Friday morning I got a mass email alert from an organization I belong to. An anonymous member of our group had gotten a letter accusing them of a certain very bad problem. Since these were the same problems I'd been documenting at our own company, I forwarded the alert to my boss, saying that we were vulnerable as well, and to make sure anyone who needed to know among the executives was aware of this. I really didn't give it a second thought. Later that day I had to attend a large meeting that my boss was also at. I asked her if she'd had a chance to forward the warning, and emphasized again that our own company would have a very large problem if this ever happened to us. She verified that upper brass had been warned. Satisfied, I returned to my office.

There was a message waiting on my phone from a top executive at another corporation that I knew through an industry committee we both participated in. He cryptically said that he and two others from the committee were prepared to help our company and asked that I call him back. I thought I knew what this was in reference to, since I'd discussed a few problems with him when we had last seen each other. It was overkill to have called in the other experts, but I was grateful for the help. I immediately returned his call.

"I heard about what happened," he told me.

"We live in interesting times," I replied, figuring he was making small talk about that morning’s alert notice.

"I've spoken to a few of the others, and we think we can help you," he said. In the pause of one missed heartbeat, everything clicked into place.

"Are you telling me that my company is the one that got the letter?" A moment of dead air space.

"Didn't they tell you?" he replied.

"This is the first I heard of it,” I said. Without letting him say another thing I told him that I was sorry, but I had to discuss things with my boss. I hung up on him.

The first thing I said in my boss's office was "Tell me you didn't know."

"I can't tell you that," was the reply.

Didn't it occur to her that once word got out *I* would be the first person most people outside our company would call? "No, I never thought of that."

I demanded to know why I had been kept out of the loop. "I wanted to spare you the burden," my boss said. "I know what you feel like."

I told her in specific terms that she had no idea what I felt like. I managed to refrain from vulgarities, and I managed not to cry. But I said a few things that needed saying. I then informed her that I'd spoken my piece, and walked out.

I found another phone message when I returned to my desk, from the committee chair. She told me the president of our corporation had called her company for advice, that he'd assured her that the allegations against us were baseless, and that she had no idea that I didn't know about it. I swore her to secrecy, I told her the truth of things, and she tried to calm me down.

While on the phone with her, the person who inadvertently left the cat out of the bag left me a message. I called him back. He told me it sounded like I could use a friend. He told me that he'd always respected my company, but if they tried to scapegoat me on this his respect would be to me, not the corporation. In the face of what had become my worst professional day ever, the fact that I'd just received the highest professional compliment I'd ever had helped a little.

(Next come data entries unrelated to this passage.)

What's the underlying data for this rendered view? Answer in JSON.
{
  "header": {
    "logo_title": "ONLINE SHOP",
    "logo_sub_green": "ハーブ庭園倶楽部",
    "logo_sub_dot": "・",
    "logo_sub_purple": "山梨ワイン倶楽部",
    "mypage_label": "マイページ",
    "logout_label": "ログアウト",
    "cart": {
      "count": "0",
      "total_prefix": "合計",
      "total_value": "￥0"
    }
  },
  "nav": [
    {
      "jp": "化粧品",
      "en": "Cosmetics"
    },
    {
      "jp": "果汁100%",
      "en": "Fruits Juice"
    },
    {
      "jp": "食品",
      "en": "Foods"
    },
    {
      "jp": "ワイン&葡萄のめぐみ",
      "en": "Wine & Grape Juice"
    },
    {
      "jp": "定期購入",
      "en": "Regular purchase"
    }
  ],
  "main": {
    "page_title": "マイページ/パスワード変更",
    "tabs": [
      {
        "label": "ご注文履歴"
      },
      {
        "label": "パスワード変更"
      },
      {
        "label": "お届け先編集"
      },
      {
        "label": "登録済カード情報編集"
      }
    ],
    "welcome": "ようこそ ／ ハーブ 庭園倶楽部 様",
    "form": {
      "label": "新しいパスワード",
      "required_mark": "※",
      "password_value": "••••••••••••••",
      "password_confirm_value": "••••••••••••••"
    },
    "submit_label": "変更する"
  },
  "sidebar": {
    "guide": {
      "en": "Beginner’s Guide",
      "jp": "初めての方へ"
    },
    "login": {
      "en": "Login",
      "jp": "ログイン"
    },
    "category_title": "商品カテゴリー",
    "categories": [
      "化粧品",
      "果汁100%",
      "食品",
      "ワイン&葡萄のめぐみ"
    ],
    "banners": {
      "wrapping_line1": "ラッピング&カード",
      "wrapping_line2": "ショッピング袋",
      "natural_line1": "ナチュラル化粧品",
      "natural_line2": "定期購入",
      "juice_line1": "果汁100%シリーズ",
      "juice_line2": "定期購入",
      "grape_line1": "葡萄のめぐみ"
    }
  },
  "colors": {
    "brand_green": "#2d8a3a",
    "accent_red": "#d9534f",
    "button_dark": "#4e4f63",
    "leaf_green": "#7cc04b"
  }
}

No one from my company tried to get in contact with me the remainder of the afternoon. No one has tried to call me at home this weekend.

A summary of key points, then.

- I don't know when this letter arrived, but it had to have come no later than Thursday. That means I have been kept from knowing about it for at least two business days, maybe more.

- This situation is directly related to things I am responsible for overseeing. It is a problem I am aware of, and have documented at least monthly for two years.

- Someone knowingly or unknowingly leaked this information outside the company.

- I am the person within the company who has made the most noise about this problem.

Do they think I'm responsible for the leak? It would explain why no one has spoken to me of this. It does not explain why I still have a job to walk back to Monday.

Who else would leak this? I'm not the only one within the company to be aware of the situation, but none of us benefit from this situation. Hell, we could all be out of jobs if this flares up. That leaves us with a disgruntled employee, an outside visitor, or a corporate spy. Any of these are possible, none are probable. There has to be an answer though, and I can't think of a fourth possibility.

Am I somehow responsible for the leak? I've reviewed in my head over and over again the people I've confided in outside the company. It's a very small list. Neither of the people on it would do such a thing. But did they? Or is there another way I've been indiscreet? I can't think of anything, and I've had an entire weekend to stew over it. It can't have been me.

So the circle comes round to itself again. Why haven't they told me? Do I have a job after tomorrow? Am I hirable after tomorrow?

As I recall, Cassandra did not come to a pretty end.